EL MÉDICO (adaptación)






Rob estaba nervioso y expectante mientras seguía las instrucciones del médico jefe montado en su caballo por la avenida de los Mil Jardines hasta la senda que llevaba a la casa de Ibn Sina. Se encontró ante una gran residencia de piedra, con dos torres, enclavada entre huertos colgantes y viñedos. También Ibn
Sina había recibido una «prenda real» del sha, pero su calaat le llegó cuando era famoso y venerado, por lo que el regalo había sido principesco.
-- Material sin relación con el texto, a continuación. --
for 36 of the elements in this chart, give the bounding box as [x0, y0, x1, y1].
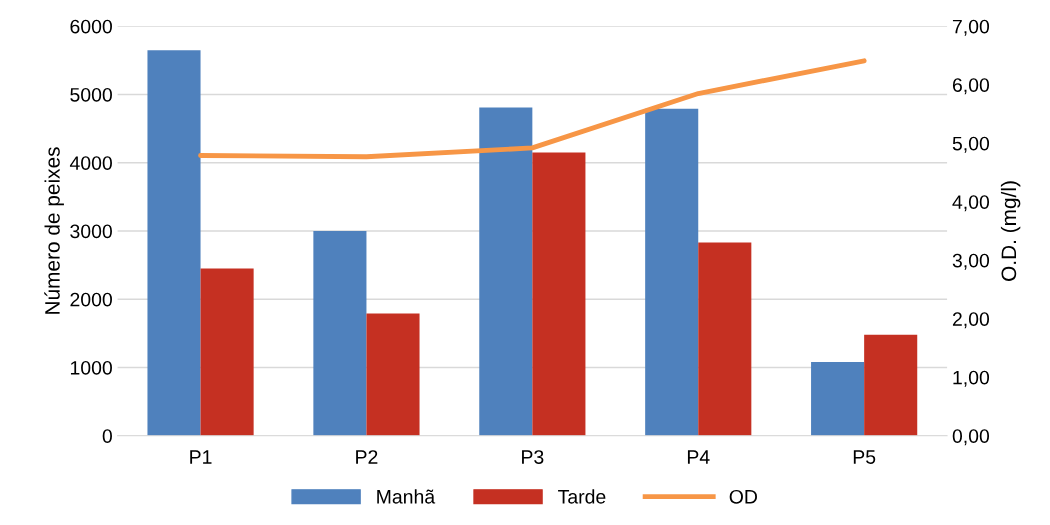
y2-tick-label: 2,00 — [952, 312, 990, 329]
bar — [366, 313, 420, 436]
y2-tick-label: 5,00 — [952, 136, 990, 153]
y2-axis-title: O.D. (mg/l) — [1000, 181, 1021, 281]
legend-label: Manhã — [377, 489, 436, 504]
x-tick-label: P3 — [522, 450, 544, 464]
legend-label: Tarde — [558, 489, 606, 504]
y2-tick-label: 1,00 — [953, 370, 990, 387]
y2-tick-label: 3,00 — [952, 253, 990, 270]
y2-tick-label: 0,00 — [952, 429, 990, 446]
bar — [811, 362, 865, 436]
bar — [864, 334, 918, 436]
bar — [532, 152, 586, 436]
y2-tick-label: 7,00 — [952, 19, 990, 36]
x-tick-label: P2 — [356, 450, 378, 464]
x-tick-label: P1 — [190, 450, 212, 464]
y-tick-label: 2000 — [70, 292, 112, 307]
bar — [200, 268, 254, 436]
bar — [147, 50, 201, 436]
bar — [313, 231, 367, 436]
x-tick-label: P4 — [687, 450, 710, 464]
y-tick-label: 0 — [102, 429, 112, 443]
y-tick-label: 5000 — [70, 87, 112, 102]
y-tick-label: 4000 — [69, 156, 112, 170]
bar — [698, 242, 752, 436]
y-tick-label: 6000 — [70, 19, 112, 34]
bar — [479, 107, 533, 436]
y-tick-label: 3000 — [70, 224, 112, 239]
x-tick-label: P5 — [853, 450, 876, 464]
y-axis-title: Número de peixes — [44, 147, 64, 314]
y-tick-label: 1000 — [70, 360, 112, 375]
y2-tick-label: 4,00 — [952, 195, 990, 212]
line-series — [198, 58, 867, 160]
legend-label: OD — [729, 489, 757, 504]
y2-tick-label: 6,00 — [952, 78, 990, 95]
bar — [645, 108, 699, 436]
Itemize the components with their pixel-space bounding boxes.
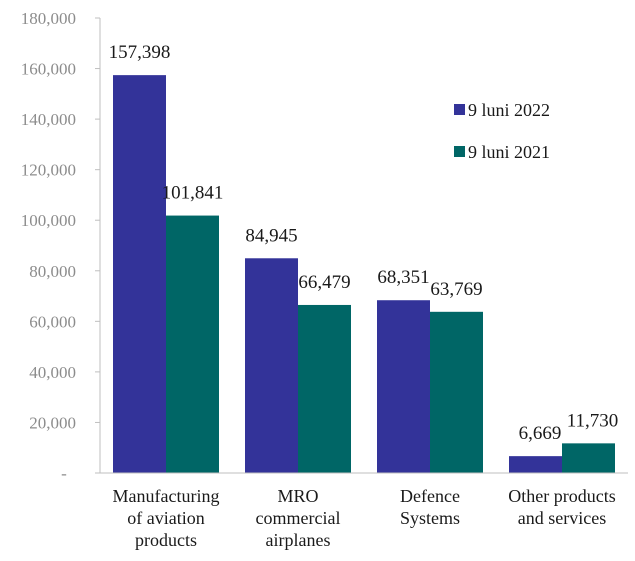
data-label: 101,841: [162, 183, 224, 204]
x-category-label: Other products and services: [508, 486, 615, 528]
data-label: 11,730: [567, 410, 619, 431]
y-tick-label: 180,000: [21, 9, 76, 28]
x-category-label-line: commercial: [256, 508, 341, 528]
data-label: 63,769: [430, 279, 482, 300]
y-tick-label: 100,000: [21, 211, 76, 230]
legend: 9 luni 2022 9 luni 2021: [454, 100, 550, 162]
x-category-label: Manufacturing of aviation products: [113, 486, 220, 550]
legend-label: 9 luni 2021: [468, 142, 550, 162]
bar: [377, 300, 430, 473]
bar: [113, 75, 166, 473]
bars: [113, 75, 615, 473]
bar: [430, 311, 483, 473]
data-label: 6,669: [519, 423, 562, 444]
data-label: 68,351: [377, 267, 429, 288]
bar: [298, 304, 351, 473]
y-tick-label: 60,000: [29, 312, 76, 331]
x-category-label-line: and services: [518, 508, 606, 528]
legend-swatch: [454, 104, 465, 115]
y-tick-label: 120,000: [21, 161, 76, 180]
bar: [166, 215, 219, 473]
bar: [509, 456, 562, 473]
legend-label: 9 luni 2022: [468, 100, 550, 120]
bar: [245, 258, 298, 473]
y-tick-label: -: [61, 464, 67, 483]
y-tick-label: 80,000: [29, 262, 76, 281]
x-category-label-line: Other products: [508, 486, 615, 506]
legend-swatch: [454, 146, 465, 157]
y-tick-label: 20,000: [29, 413, 76, 432]
x-category-label-line: Manufacturing: [113, 486, 220, 506]
x-category-label-line: Defence: [400, 486, 460, 506]
x-category-label-line: products: [135, 530, 197, 550]
x-category-label-line: MRO: [277, 486, 318, 506]
y-tick-label: 160,000: [21, 60, 76, 79]
x-category-label-line: of aviation: [127, 508, 204, 528]
x-category-label-line: airplanes: [266, 530, 331, 550]
data-label: 157,398: [109, 42, 171, 63]
x-category-label: MRO commercial airplanes: [256, 486, 341, 550]
data-label: 84,945: [245, 225, 297, 246]
x-category-label: Defence Systems: [400, 486, 460, 528]
x-category-label-line: Systems: [400, 508, 460, 528]
y-axis: - 20,000 40,000 60,000 80,000 100,000 120,000 1…: [21, 9, 101, 483]
y-tick-label: 40,000: [29, 363, 76, 382]
data-label: 66,479: [298, 272, 350, 293]
y-tick-label: 140,000: [21, 110, 76, 129]
x-axis: Manufacturing of aviation products MRO comme…: [100, 472, 628, 550]
bar: [562, 443, 615, 473]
Un guardia lo esperaba, se hizo cargo de su caballo y lo hizo pasar a la finca amurallada. El sendero hasta la casa era de grava tan triturada, que sus pisadas sonaban como susurros. Cuando estaba muy cerca de la entrada, se abrió una puerta lateral y por ella salió una mujer. Joven y garbosa, llevaba una casaca de
terciopelo rojo hasta la cintura, con bordes de oropel, encima de un vestido holgado de algodón, con estampados floreados. Aunque menuda, su andar era el de una reina. Varios brazaletes de abalorios rodeaban sus tobillos en el punto en que sus pantalones carmesí se ceñían y terminaban en flecos de lana sobre sus suaves talones desnudos. La hija de Ibn Sina —si era su hija— lo escudriñó a fondo antes de apartar su cara, cubierta con un velo, de la mirada de un hombre, según lo prescrito por el Islam.
Detrás había una figura con turbante, enorme como una pesadilla. El eunuco tenía la mano en la empuñadura alhajada de la daga que colgaba de su cinturón y no desvió los ojos, sino que observó siniestramente a Rob hasta que su señora atravesó sana y salva una puerta de la tapia que daba al jardín.
Rob seguía con la vista fija en ellos cuando se abrió la puerta delantera —una sola losa grande— sobre los goznes aceitados y un sirviente lo hizo pasar a una espaciosa frescura.
—Ah, joven amigo. Bienvenido seas a mi casa.
Ibn Sina lo condujo a través de una serie de vastas estancias cuyas paredes de azulejos estaban adornadas con ricas colgaduras tejidas, de los colores de la tierra y el cielo. Las alfombras de los suelos de piedra eran espesas como el césped. En un jardín en forma de atrio, en el centro de la casa, habían dispuesto una mesa cerca de una fuente.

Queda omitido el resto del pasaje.